В светлый праздник 9 Мая вновь дала о себе знать банда похитителей икон, возглавляемая Михаилом Зацепиным (фамилия изменена). Впервые эти люди дали о себе знать в октябре 1977 года, когда совершили кражу икон из церкви Знаменская, что в деревне Красное Палехского района Ивановской области. Тогда преступники похитили около 50 икон XVII–XIX веков на общую сумму в 72 тысячи рублей. Похищенное предназначалось для перепродажи иностранцам, причем те заплатили ворам значительно меньше той суммы, что реально стоили иконы – всего 6 тысяч рублей. В течение полугода преступники тратили нажитые грабежом деньги, после чего решились на новое преступление. В ночь с 9 на 10 мая Зацепин и двое его дружков совершили ограбление Свято-Никольской церкви, что в деревне Чихачево Пестяковского района Ивановской области. Действовали грабители уже опробованным однажды способом: приехали в деревню под покровом ночи на двух автомобилях («Волга» и «Жигули»), после чего Зацепин остался на «шухере» (стоял снаружи с рацией), а его напарники вскрыли с помощью ножниц по металлу решетку на окне и проникли внутрь. Добычей «клюквенников» (так в преступном мире именуют грабителей церквей) стали 18 икон на общую сумму 1 650 рублей и церковная утварь на сумму 3 600 рублей. Как и в первом случае, все похищенное предназначалось для продажи иностранцам. Последних еще можно было как-то оправдать: для них православные святыни абсолютно ничего не значили. Но вот грабителей… Хотя Советский Союз считался государством атеистическим, про таких людей и в те годы говорили: «Ничего святого». А банду Зацепина можно было назвать кощунственной вдвойне: последнюю церковь они ограбили в День Победы.

Среда, 10 мая, оказалась на удивление богата самыми разными событиями. Рискуя показаться нескромным, начну все же с себя. В тот день с утра я отправился получать паспорт в 143-е отделение милиции Красногвардейского района (на Домодедовской улице). На душе было радостно, в голове крутились строчки хрестоматийного стихотворения пролетарского трибуна Маяковского «Я достаю из широких штанин… я гражданин…» и т. д. Однако радость от этого события была омрачена молодой паспортисткой. Эта дамочка, выводя тушью мою фамилию, сделала ошибку: вместо буквы «а» написала «о». Получилось – Роззаков. Читатель вправе удивиться: эка невидаль, взять и дорисовать закорючку. Я тоже так думал. А оказалось, чтобы это сделать, надо завизировать эту операцию у начальника паспортного стола. А того, как назло, на месте не оказалось. В итоге я просидел в отделении чуть ли не полдня. Так я впервые по-настоящему столкнулся с советской бюрократической системой (кстати, с тех пор она мало в чем изменилась, хотя живем мы уже вроде бы в другой стране).

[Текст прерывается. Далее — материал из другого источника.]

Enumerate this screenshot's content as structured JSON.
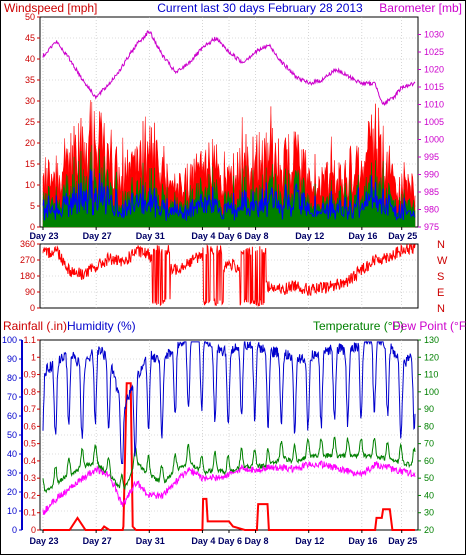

В те самые часы, когда я сидел в отделении милиции и клял советских бюрократов, в Одессе Станислав Говорухин приступил к съемкам сериала «Место встречи изменить нельзя». В одесском парке культуры и отдыха начали сниматься эпизоды «в бильярдной»: Жеглов (Владимир Высоцкий) находит там вора Копченого (Леонид Куравлев) и, гоняя с ним шары, заставляет его признаться, откуда он взял браслетик в виде змейки, принадлежавший до этого убиенной гражданке Груздевой. Съемки начались около десяти утра и продолжались до четырех вечера (бильярдную будут снимать два дня). Вот как об этом вспоминает один из участников – актер Лев Перфилов (он играл фотографа Гришу Ушивина):

«Высоцкий совершенно не умел играть в бильярд, и все забитые им на экране шары были забиты на съемках Куравлевым…

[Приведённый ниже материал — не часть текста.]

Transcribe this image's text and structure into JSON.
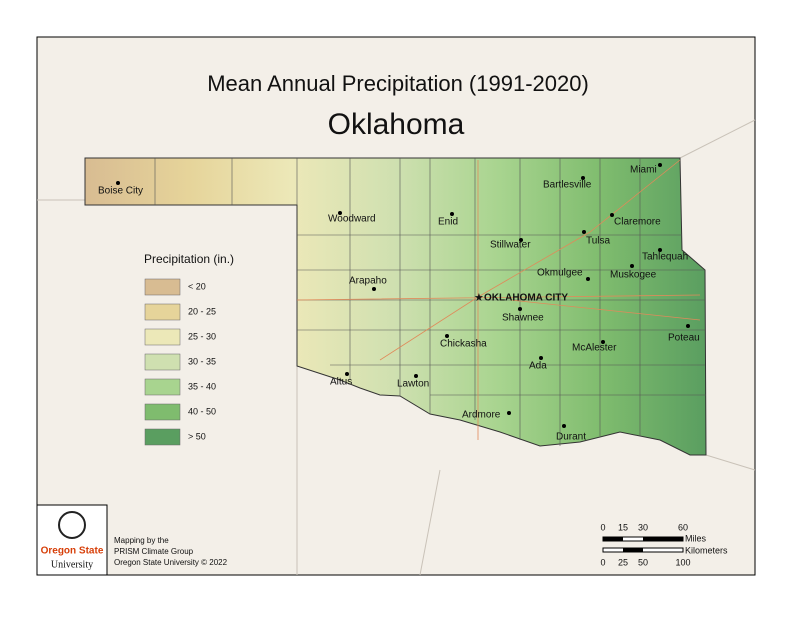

Из-за отсутствия вентиляции в бильярдной курить там было нельзя, и нам периодически предоставляли пятиминутный перерыв. Выйдя на воздух в один из таких перерывов, я увидел стоявших неподалеку Марину Влади с какой-то женщиной.

Мы вежливо поздоровались, улыбнулись друг другу, и я, естественно, решил вернуться и позвать Высоцкого. Но он появился в дверях сам, увидел Марину и, вместо того чтобы броситься к ней, уйти вместе от посторонних глаз… затанцевал на крыльце бильярдной. Это был какой-то непонятный, сумбурный, радостный танец, похожий и на «цыганочку», и на «яблочко», с чечеткой, криками и какими-то восторженными восклицаниями. Марина Влади улыбнулась. А я с любопытством ждал – что же дальше?

А Высоцкий эффектно закончил танец, широко раскинул руки, засмеялся и… ушел в бильярдную: Марина Влади и ее спутница пошли к ближайшей скамейке, сели, о чем-то тихо заговорили…

Свидетели же этой сцены разочарованно переглянулись – так хотелось, чтобы он бросился к жене и все стали бы свидетелями их встречи «при всем честном народе».

Удивленный, я вернулся в бильярдную и увидел, что съемка продолжается, жужжит камера, Высоцкий работает… Я был убежден, что приезд Марины Влади достаточная причина, чтобы немедленно отменить съемку. Или Говорухин ничего не знает? Неужели Высоцкий ему ничего не сказал? Надо ему сообщить – в конце концов, она прилетела из Франции, чтобы повидаться с Володей!

Я решительно направился к режиссеру, но тут он хлопнул в ладоши и громко крикнул:

– Спасибо! На сегодня все! Съемка окончена!

Ну, вот так-то лучше.

Я смотрел, как удалялись Марина Влади, Володя и незнакомая женщина по аллее парка, и очень хотелось услышать, о чем они говорили…»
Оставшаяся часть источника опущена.